Dealing with toxic people in the work place can sometimes seem like it’s part of the course and unavoidable. But the way they can impact your daily work life and personal wellbeing doesn’t have to be unavoidable. They can bring daily stress into your life and environment that isn’t necessary, but how do you even recognise the signs? Read below to see some of the key attributes of a toxic person:
They often need to be right about everything:
It’s an ego thing. A toxic person hardly ever wants to be wrong, because they lose face, which means they lose power. This cannot happen for them, because it’s damaging to their ego. In their need to be right about things, they’ll often flag how wrong other people are. If anyone continually points out how wrong you are, or consistently disagrees, then that should start the alarm bells.
They make you question yourself
If you find yourself constantly changing your behaviour to avoid negative conversations or to protect your feelings with someone, then it’s most probably them at fault and not you. A toxic person is dangerous, because they make people question themselves, by declaring the other person is ’emotional’, or ‘misinterpreting’ etc. This deflection is a tactic used to control and reduce other people, in order to assume a position of power.
They hardly say anything positive or nice
Constant criticism, gossip and bickering are all signs of a personality that is largely negative. If you know someone who’s gossiping about other people a lot, then this is both a toxic and a warning sign. Remember, if they’re talking about others, they’re probably talking about you too. Steer clear from personalities like this in the workplace, as it can interfere with your day-to-day office life and have an impact on your confidence.
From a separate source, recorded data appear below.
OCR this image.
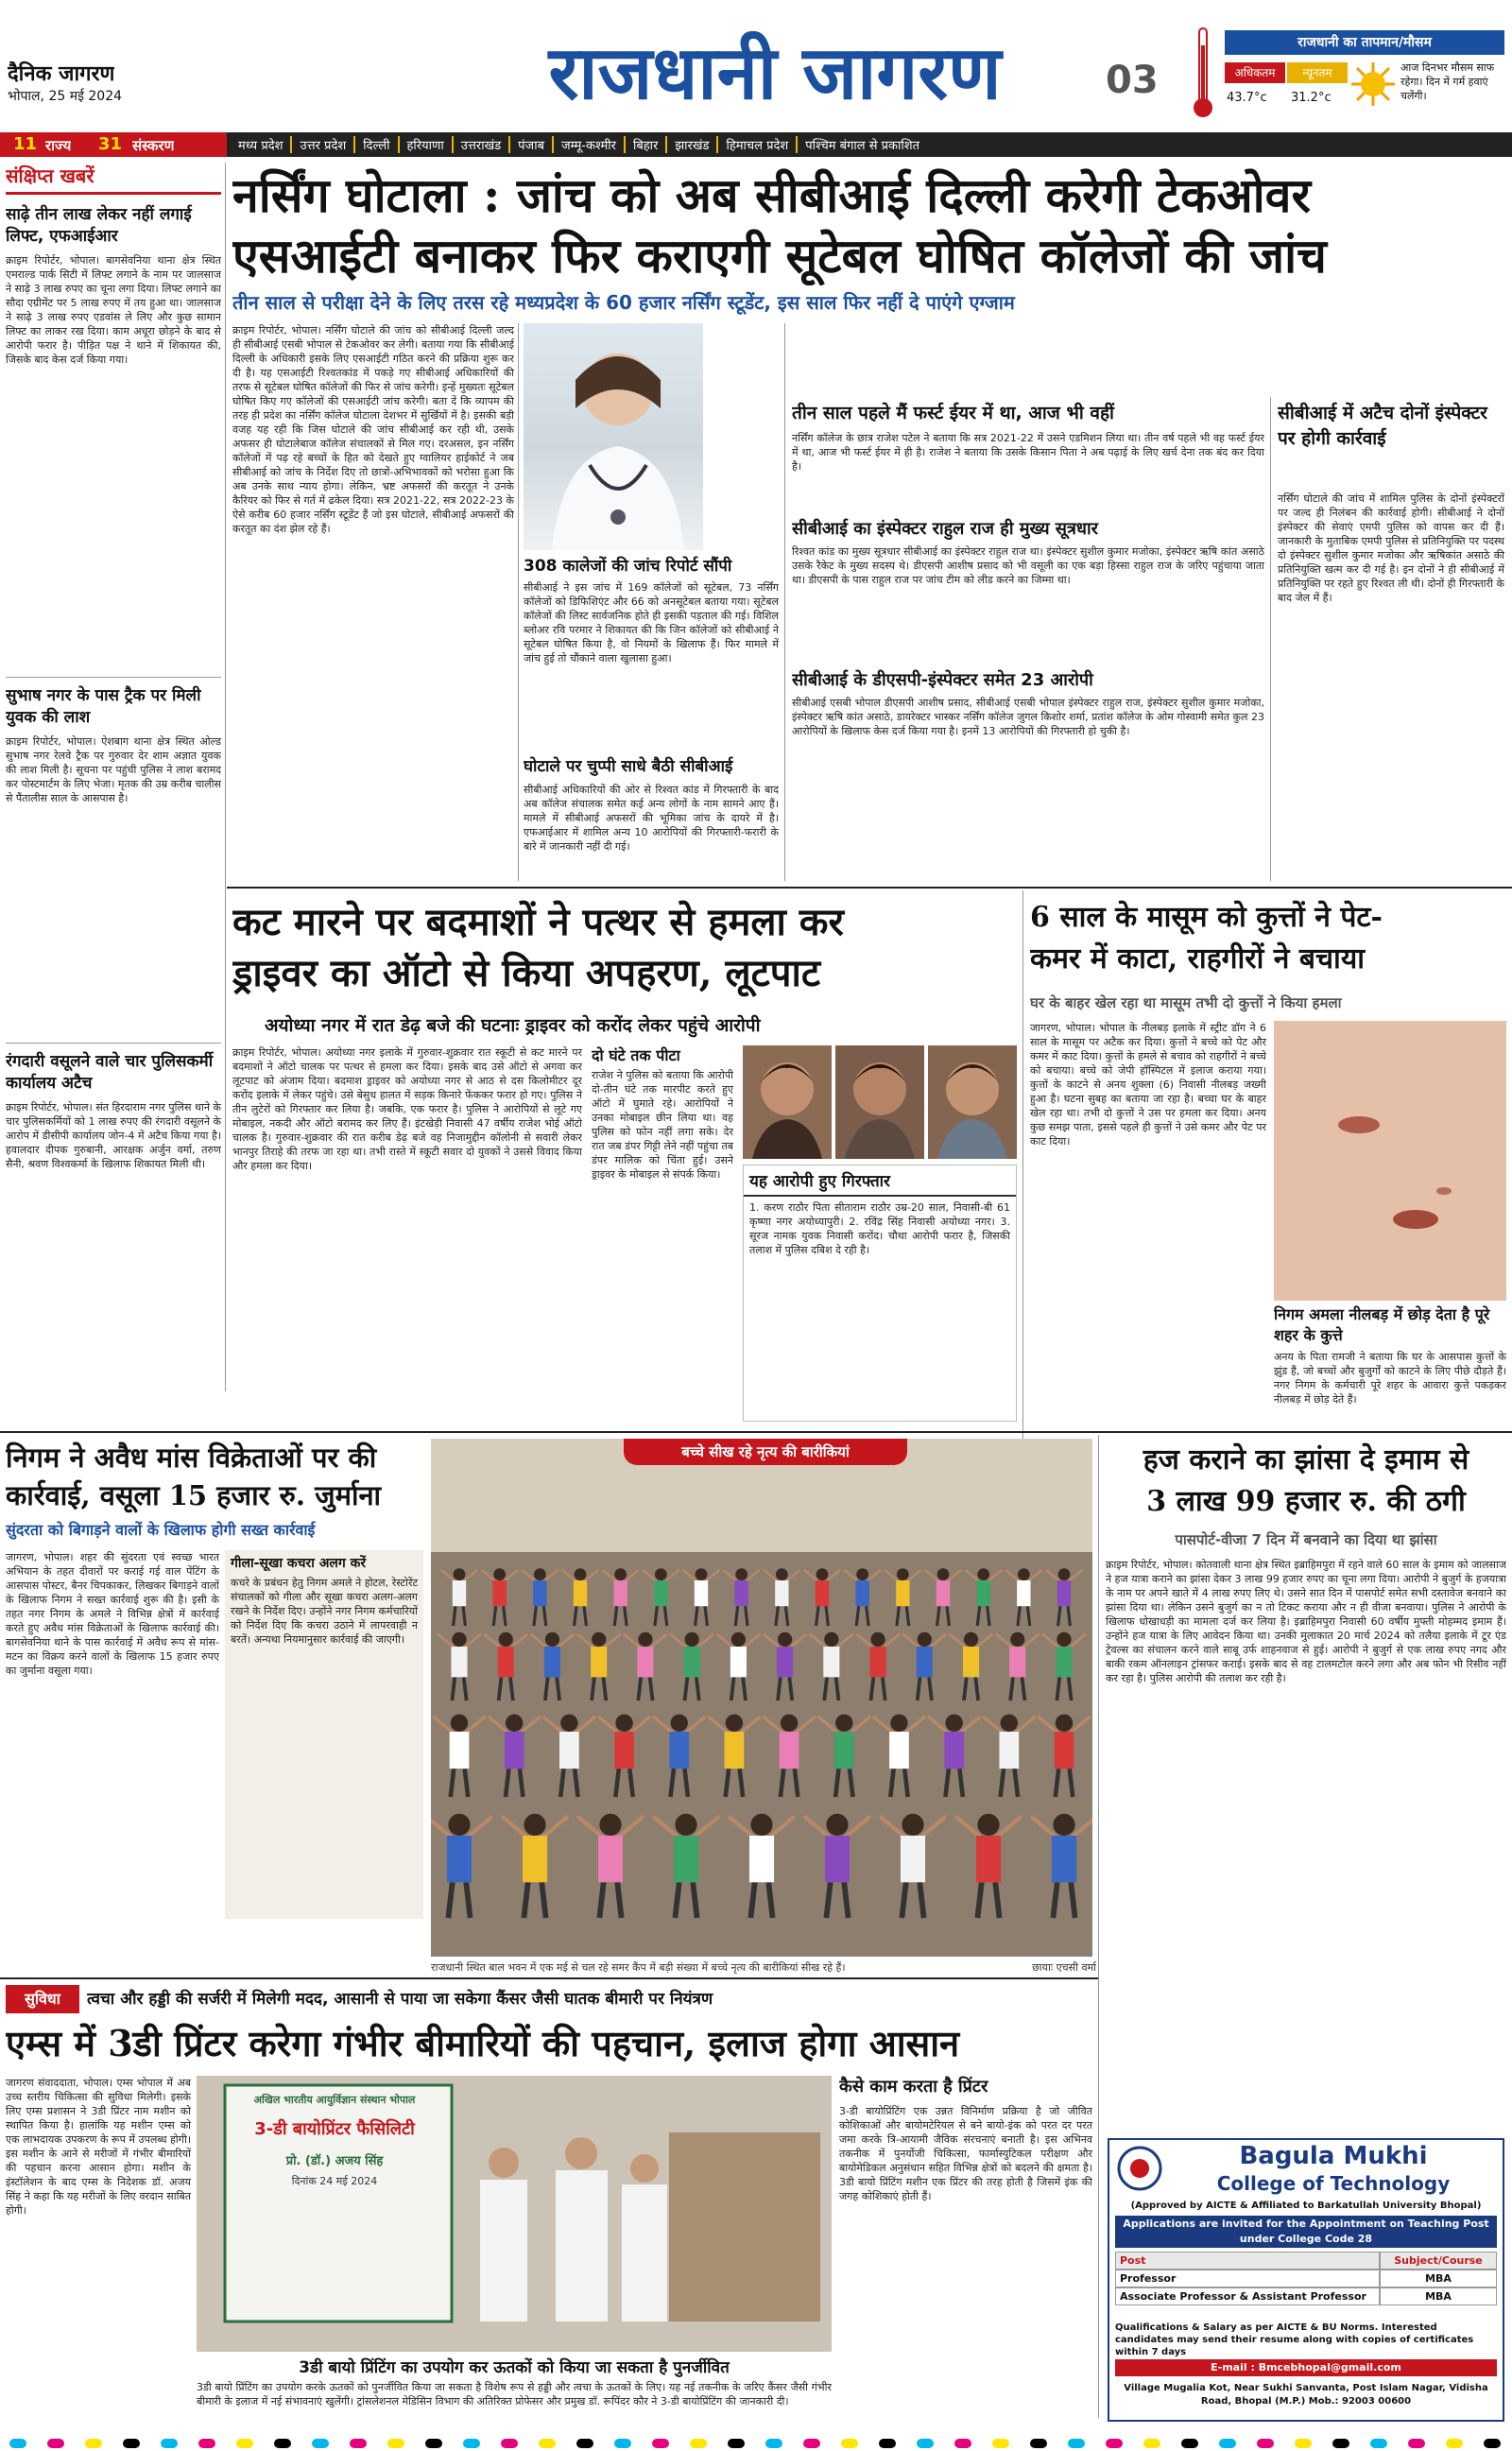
दैनिक जागरण
भोपाल, 25 मई 2024	राजधानी जागरण	03
राजधानी का तापमान/मौसम
अधिकतम	न्यूनतम
43.7°c 31.2°c
आज दिनभर मौसम साफ रहेगा। दिन में गर्म हवाएं चलेंगी।
11 राज्य 31 संस्करण	मध्य प्रदेश	उत्तर प्रदेश	दिल्ली	हरियाणा	उत्तराखंड	पंजाब	जम्मू-कश्मीर	बिहार	झारखंड	हिमाचल प्रदेश	पश्चिम बंगाल से प्रकाशित
संक्षिप्त खबरें
साढ़े तीन लाख लेकर नहीं लगाई लिफ्ट, एफआईआर
क्राइम रिपोर्टर, भोपाल। बागसेवनिया थाना क्षेत्र स्थित एमराल्ड पार्क सिटी में लिफ्ट लगाने के नाम पर जालसाज ने साढ़े 3 लाख रुपए का चूना लगा दिया। लिफ्ट लगाने का सौदा एग्रीमेंट पर 5 लाख रुपए में तय हुआ था। जालसाज ने साढ़े 3 लाख रुपए एडवांस ले लिए और कुछ सामान लिफ्ट का लाकर रख दिया। काम अधूरा छोड़ने के बाद से आरोपी फरार है। पीड़ित पक्ष ने थाने में शिकायत की, जिसके बाद केस दर्ज किया गया।
सुभाष नगर के पास ट्रैक पर मिली युवक की लाश
क्राइम रिपोर्टर, भोपाल। ऐशबाग थाना क्षेत्र स्थित ओल्ड सुभाष नगर रेलवे ट्रैक पर गुरुवार देर शाम अज्ञात युवक की लाश मिली है। सूचना पर पहुंची पुलिस ने लाश बरामद कर पोस्टमार्टम के लिए भेजा। मृतक की उम्र करीब चालीस से पैंतालीस साल के आसपास है।
रंगदारी वसूलने वाले चार पुलिसकर्मी कार्यालय अटैच
क्राइम रिपोर्टर, भोपाल। संत हिरदाराम नगर पुलिस थाने के चार पुलिसकर्मियों को 1 लाख रुपए की रंगदारी वसूलने के आरोप में डीसीपी कार्यालय जोन-4 में अटैच किया गया है। हवालदार दीपक गुरुबानी, आरक्षक अर्जुन वर्मा, तरुण सैनी, श्रवण विश्वकर्मा के खिलाफ शिकायत मिली थी।
नर्सिंग घोटाला : जांच को अब सीबीआई दिल्ली करेगी टेकओवर
एसआईटी बनाकर फिर कराएगी सूटेबल घोषित कॉलेजों की जांच
तीन साल से परीक्षा देने के लिए तरस रहे मध्यप्रदेश के 60 हजार नर्सिंग स्टूडेंट, इस साल फिर नहीं दे पाएंगे एग्जाम
क्राइम रिपोर्टर, भोपाल। नर्सिंग घोटाले की जांच को सीबीआई दिल्ली जल्द ही सीबीआई एसबी भोपाल से टेकओवर कर लेगी। बताया गया कि सीबीआई दिल्ली के अधिकारी इसके लिए एसआईटी गठित करने की प्रक्रिया शुरू कर दी है। यह एसआईटी रिश्वतकांड में पकड़े गए सीबीआई अधिकारियों की तरफ से सूटेबल घोषित कॉलेजों की फिर से जांच करेगी। इन्हें मुख्यतः सूटेबल घोषित किए गए कॉलेजों की एसआईटी जांच करेगी। बता दें कि व्यापम की तरह ही प्रदेश का नर्सिंग कॉलेज घोटाला देशभर में सुर्खियों में है। इसकी बड़ी वजह यह रही कि जिस घोटाले की जांच सीबीआई कर रही थी, उसके अफसर ही घोटालेबाज कॉलेज संचालकों से मिल गए। दरअसल, इन नर्सिंग कॉलेजों में पढ़ रहे बच्चों के हित को देखते हुए ग्वालियर हाईकोर्ट ने जब सीबीआई को जांच के निर्देश दिए तो छात्रों-अभिभावकों को भरोसा हुआ कि अब उनके साथ न्याय होगा। लेकिन, भ्रष्ट अफसरों की करतूत ने उनके कैरियर को फिर से गर्त में ढकेल दिया। सत्र 2021-22, सत्र 2022-23 के ऐसे करीब 60 हजार नर्सिंग स्टूडेंट हैं जो इस घोटाले, सीबीआई अफसरों की करतूत का दंश झेल रहे हैं।
308 कालेजों की जांच रिपोर्ट सौंपी
सीबीआई ने इस जांच में 169 कॉलेजों को सूटेबल, 73 नर्सिंग कॉलेजों को डिफिशिएंट और 66 को अनसूटेबल बताया गया। सूटेबल कॉलेजों की लिस्ट सार्वजनिक होते ही इसकी पड़ताल की गई। विशिल ब्लोअर रवि परमार ने शिकायत की कि जिन कॉलेजों को सीबीआई ने सूटेबल घोषित किया है, वो नियमों के खिलाफ हैं। फिर मामले में जांच हुई तो चौंकाने वाला खुलासा हुआ।
घोटाले पर चुप्पी साधे बैठी सीबीआई
सीबीआई अधिकारियों की ओर से रिश्वत कांड में गिरफ्तारी के बाद अब कॉलेज संचालक समेत कई अन्य लोगों के नाम सामने आए हैं। मामले में सीबीआई अफसरों की भूमिका जांच के दायरे में है। एफआईआर में शामिल अन्य 10 आरोपियों की गिरफ्तारी-फरारी के बारे में जानकारी नहीं दी गई।
तीन साल पहले मैं फर्स्ट ईयर में था, आज भी वहीं
नर्सिंग कॉलेज के छात्र राजेश पटेल ने बताया कि सत्र 2021-22 में उसने एडमिशन लिया था। तीन वर्ष पहले भी वह फर्स्ट ईयर में था, आज भी फर्स्ट ईयर में ही है। राजेश ने बताया कि उसके किसान पिता ने अब पढ़ाई के लिए खर्च देना तक बंद कर दिया है।
सीबीआई का इंस्पेक्टर राहुल राज ही मुख्य सूत्रधार
रिश्वत कांड का मुख्य सूत्रधार सीबीआई का इंस्पेक्टर राहुल राज था। इंस्पेक्टर सुशील कुमार मजोका, इंस्पेक्टर ऋषि कांत असाठे उसके रैकेट के मुख्य सदस्य थे। डीएसपी आशीष प्रसाद को भी वसूली का एक बड़ा हिस्सा राहुल राज के जरिए पहुंचाया जाता था। डीएसपी के पास राहुल राज पर जांच टीम को लीड करने का जिम्मा था।
सीबीआई के डीएसपी-इंस्पेक्टर समेत 23 आरोपी
सीबीआई एसबी भोपाल डीएसपी आशीष प्रसाद, सीबीआई एसबी भोपाल इंस्पेक्टर राहुल राज, इंस्पेक्टर सुशील कुमार मजोका, इंस्पेक्टर ऋषि कांत असाठे, डायरेक्टर भास्कर नर्सिंग कॉलेज जुगल किशोर शर्मा, प्रतांश कॉलेज के ओम गोस्वामी समेत कुल 23 आरोपियों के खिलाफ केस दर्ज किया गया है। इनमें 13 आरोपियों की गिरफ्तारी हो चुकी है।
सीबीआई में अटैच दोनों इंस्पेक्टर पर होगी कार्रवाई
नर्सिंग घोटाले की जांच में शामिल पुलिस के दोनों इंस्पेक्टरों पर जल्द ही निलंबन की कार्रवाई होगी। सीबीआई ने दोनों इंस्पेक्टर की सेवाएं एमपी पुलिस को वापस कर दी हैं। जानकारी के मुताबिक एमपी पुलिस से प्रतिनियुक्ति पर पदस्थ दो इंस्पेक्टर सुशील कुमार मजोका और ऋषिकांत असाठे की प्रतिनियुक्ति खत्म कर दी गई है। इन दोनों ने ही सीबीआई में प्रतिनियुक्ति पर रहते हुए रिश्वत ली थी। दोनों ही गिरफ्तारी के बाद जेल में हैं।
कट मारने पर बदमाशों ने पत्थर से हमला कर
ड्राइवर का ऑटो से किया अपहरण, लूटपाट
अयोध्या नगर में रात डेढ़ बजे की घटनाः ड्राइवर को करोंद लेकर पहुंचे आरोपी
क्राइम रिपोर्टर, भोपाल। अयोध्या नगर इलाके में गुरुवार-शुक्रवार रात स्कूटी से कट मारने पर बदमाशों ने ऑटो चालक पर पत्थर से हमला कर दिया। इसके बाद उसे ऑटो से अगवा कर लूटपाट को अंजाम दिया। बदमाश ड्राइवर को अयोध्या नगर से आठ से दस किलोमीटर दूर करोंद इलाके में लेकर पहुंचे। उसे बेसुध हालत में सड़क किनारे फेंककर फरार हो गए। पुलिस ने तीन लुटेरों को गिरफ्तार कर लिया है। जबकि, एक फरार है। पुलिस ने आरोपियों से लूटे गए मोबाइल, नकदी और ऑटो बरामद कर लिए हैं। इंटखेड़ी निवासी 47 वर्षीय राजेश भोई ऑटो चालक है। गुरुवार-शुक्रवार की रात करीब डेढ़ बजे वह निजामुद्दीन कॉलोनी से सवारी लेकर भानपुर तिराहे की तरफ जा रहा था। तभी रास्ते में स्कूटी सवार दो युवकों ने उससे विवाद किया और हमला कर दिया।
दो घंटे तक पीटा
राजेश ने पुलिस को बताया कि आरोपी दो-तीन घंटे तक मारपीट करते हुए ऑटो में घुमाते रहे। आरोपियों ने उनका मोबाइल छीन लिया था। वह पुलिस को फोन नहीं लगा सके। देर रात जब डंपर गिट्टी लेने नहीं पहुंचा तब डंपर मालिक को चिंता हुई। उसने ड्राइवर के मोबाइल से संपर्क किया।	यह आरोपी हुए गिरफ्तार
1. करण राठौर पिता सीताराम राठौर उम्र-20 साल, निवासी-बी 61 कृष्णा नगर अयोध्यापुरी। 2. रविंद्र सिंह निवासी अयोध्या नगर। 3. सूरज नामक युवक निवासी करोंद। चौथा आरोपी फरार है, जिसकी तलाश में पुलिस दबिश दे रही है।
6 साल के मासूम को कुत्तों ने पेट-
कमर में काटा, राहगीरों ने बचाया
घर के बाहर खेल रहा था मासूम तभी दो कुत्तों ने किया हमला
जागरण, भोपाल। भोपाल के नीलबड़ इलाके में स्ट्रीट डॉग ने 6 साल के मासूम पर अटैक कर दिया। कुत्तों ने बच्चे को पेट और कमर में काट दिया। कुत्तों के हमले से बचाव को राहगीरों ने बच्चे को बचाया। बच्चे को जेपी हॉस्पिटल में इलाज कराया गया। कुत्तों के काटने से अनय शुक्ला (6) निवासी नीलबड़ जख्मी हुआ है। घटना सुबह का बताया जा रहा है। बच्चा घर के बाहर खेल रहा था। तभी दो कुत्तों ने उस पर हमला कर दिया। अनय कुछ समझ पाता, इससे पहले ही कुत्तों ने उसे कमर और पेट पर काट दिया।
निगम अमला नीलबड़ में छोड़ देता है पूरे शहर के कुत्ते
अनय के पिता रामजी ने बताया कि घर के आसपास कुत्तों के झुंड हैं, जो बच्चों और बुजुर्गों को काटने के लिए पीछे दौड़ते हैं। नगर निगम के कर्मचारी पूरे शहर के आवारा कुत्ते पकड़कर नीलबड़ में छोड़ देते हैं।
निगम ने अवैध मांस विक्रेताओं पर की कार्रवाई, वसूला 15 हजार रु. जुर्माना
सुंदरता को बिगाड़ने वालों के खिलाफ होगी सख्त कार्रवाई
जागरण, भोपाल। शहर की सुंदरता एवं स्वच्छ भारत अभियान के तहत दीवारों पर कराई गई वाल पेंटिंग के आसपास पोस्टर, बैनर चिपकाकर, लिखकर बिगाड़ने वालों के खिलाफ निगम ने सख्त कार्रवाई शुरू की है। इसी के तहत नगर निगम के अमले ने विभिन्न क्षेत्रों में कार्रवाई करते हुए अवैध मांस विक्रेताओं के खिलाफ कार्रवाई की। बागसेवनिया थाने के पास कार्रवाई में अवैध रूप से मांस-मटन का विक्रय करने वालों के खिलाफ 15 हजार रुपए का जुर्माना वसूला गया।
गीला-सूखा कचरा अलग करें
कचरे के प्रबंधन हेतु निगम अमले ने होटल, रेस्टोरेंट संचालकों को गीला और सूखा कचरा अलग-अलग रखने के निर्देश दिए। उन्होंने नगर निगम कर्मचारियों को निर्देश दिए कि कचरा उठाने में लापरवाही न बरतें। अन्यथा नियमानुसार कार्रवाई की जाएगी।
बच्चे सीख रहे नृत्य की बारीकियां
राजधानी स्थित बाल भवन में एक मई से चल रहे समर कैंप में बड़ी संख्या में बच्चे नृत्य की बारीकियां सीख रहे हैं।	छायाः एचसी वर्मा
हज कराने का झांसा दे इमाम से
3 लाख 99 हजार रु. की ठगी
पासपोर्ट-वीजा 7 दिन में बनवाने का दिया था झांसा
क्राइम रिपोर्टर, भोपाल। कोतवाली थाना क्षेत्र स्थित इब्राहिमपुरा में रहने वाले 60 साल के इमाम को जालसाज ने हज यात्रा कराने का झांसा देकर 3 लाख 99 हजार रुपए का चूना लगा दिया। आरोपी ने बुजुर्ग के हजयात्रा के नाम पर अपने खाते में 4 लाख रुपए लिए थे। उसने सात दिन में पासपोर्ट समेत सभी दस्तावेज बनवाने का झांसा दिया था। लेकिन उसने बुजुर्ग का न तो टिकट कराया और न ही वीजा बनवाया। पुलिस ने आरोपी के खिलाफ धोखाधड़ी का मामला दर्ज कर लिया है। इब्राहिमपुरा निवासी 60 वर्षीय मुफ्ती मोहम्मद इमाम हैं। उन्होंने हज यात्रा के लिए आवेदन किया था। उनकी मुलाकात 20 मार्च 2024 को तलैया इलाके में टूर एंड ट्रेवल्स का संचालन करने वाले साबू उर्फ शाहनवाज से हुई। आरोपी ने बुजुर्ग से एक लाख रुपए नगद और बाकी रकम ऑनलाइन ट्रांसफर कराई। इसके बाद से वह टालमटोल करने लगा और अब फोन भी रिसीव नहीं कर रहा है। पुलिस आरोपी की तलाश कर रही है।
सुविधा	त्वचा और हड्डी की सर्जरी में मिलेगी मदद, आसानी से पाया जा सकेगा कैंसर जैसी घातक बीमारी पर नियंत्रण
एम्स में 3डी प्रिंटर करेगा गंभीर बीमारियों की पहचान, इलाज होगा आसान
जागरण संवाददाता, भोपाल। एम्स भोपाल में अब उच्च स्तरीय चिकित्सा की सुविधा मिलेगी। इसके लिए एम्स प्रशासन ने 3डी प्रिंटर नाम मशीन को स्थापित किया है। हालांकि यह मशीन एम्स को एक लाभदायक उपकरण के रूप में उपलब्ध होगी। इस मशीन के आने से मरीजों में गंभीर बीमारियों की पहचान करना आसान होगा। मशीन के इंस्टॉलेशन के बाद एम्स के निदेशक डॉ. अजय सिंह ने कहा कि यह मरीजों के लिए वरदान साबित होगी।
अखिल भारतीय आयुर्विज्ञान संस्थान भोपाल
3-डी बायोप्रिंटर फैसिलिटी
प्रो. (डॉ.) अजय सिंह
दिनांक 24 मई 2024
3डी बायो प्रिंटिंग का उपयोग कर ऊतकों को किया जा सकता है पुनर्जीवित
3डी बायो प्रिंटिंग का उपयोग करके ऊतकों को पुनर्जीवित किया जा सकता है विशेष रूप से हड्डी और त्वचा के ऊतकों के लिए। यह नई तकनीक के जरिए कैंसर जैसी गंभीर बीमारी के इलाज में नई संभावनाएं खुलेंगी। ट्रांसलेशनल मेडिसिन विभाग की अतिरिक्त प्रोफेसर और प्रमुख डॉ. रूपिंदर कौर ने 3-डी बायोप्रिंटिंग की जानकारी दी।
कैसे काम करता है प्रिंटर
3-डी बायोप्रिंटिंग एक उन्नत विनिर्माण प्रक्रिया है जो जीवित कोशिकाओं और बायोमटेरियल से बने बायो-इंक को परत दर परत जमा करके त्रि-आयामी जैविक संरचनाएं बनाती है। इस अभिनव तकनीक में पुनर्योजी चिकित्सा, फार्मास्युटिकल परीक्षण और बायोमेडिकल अनुसंधान सहित विभिन्न क्षेत्रों को बदलने की क्षमता है। 3डी बायो प्रिंटिंग मशीन एक प्रिंटर की तरह होती है जिसमें इंक की जगह कोशिकाएं होती हैं।
Bagula Mukhi
College of Technology
(Approved by AICTE & Affiliated to Barkatullah University Bhopal)
Applications are invited for the Appointment on Teaching Post under College Code 28
Post	Subject/Course
Professor	MBA
Associate Professor & Assistant Professor	MBA
Qualifications & Salary as per AICTE & BU Norms. Interested candidates may send their resume along with copies of certificates within 7 days
E-mail : Bmcebhopal@gmail.com
Village Mugalia Kot, Near Sukhi Sanvanta, Post Islam Nagar, Vidisha Road, Bhopal (M.P.) Mob.: 92003 00600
Steps to take if you encounter a toxic person:
- Minimise your exposure to them as much as you can and try to avoid situations where you have to be around them.
- If there are several times in which you encounter their toxic behaviour, then start documenting examples of incidents that happen and when. You can use this to build a case when it comes to reporting to someone higher.
- Continue to be polite and honest. You do not have to stoop down to their level in order to converse with them. By rising above their low standards, you don’t give or allow them to have power over you. It also allows other people to see the toxic person for who they really are.
- Be assertive with them, as toxic people will often want their own way. You need to stand your ground and not give into them. They will try underhand and manipulative ways to get their own way, so make sure you anticipate this and continue to be polite, honest but very firm.
If you feel like any of the above is happening to you, then it’s time to re-assess the situation, or how you can make it work for the office environment. If it’s affecting your work or making it difficult for you to do your job, then bring it up with HR or your direct line manager. Or if you’re the owner of the company, then it might be time to talk to the person in question and understand the motives behind this. Consequences and action will need to be taken, especially as it creates a negative environment that your business simply does not need.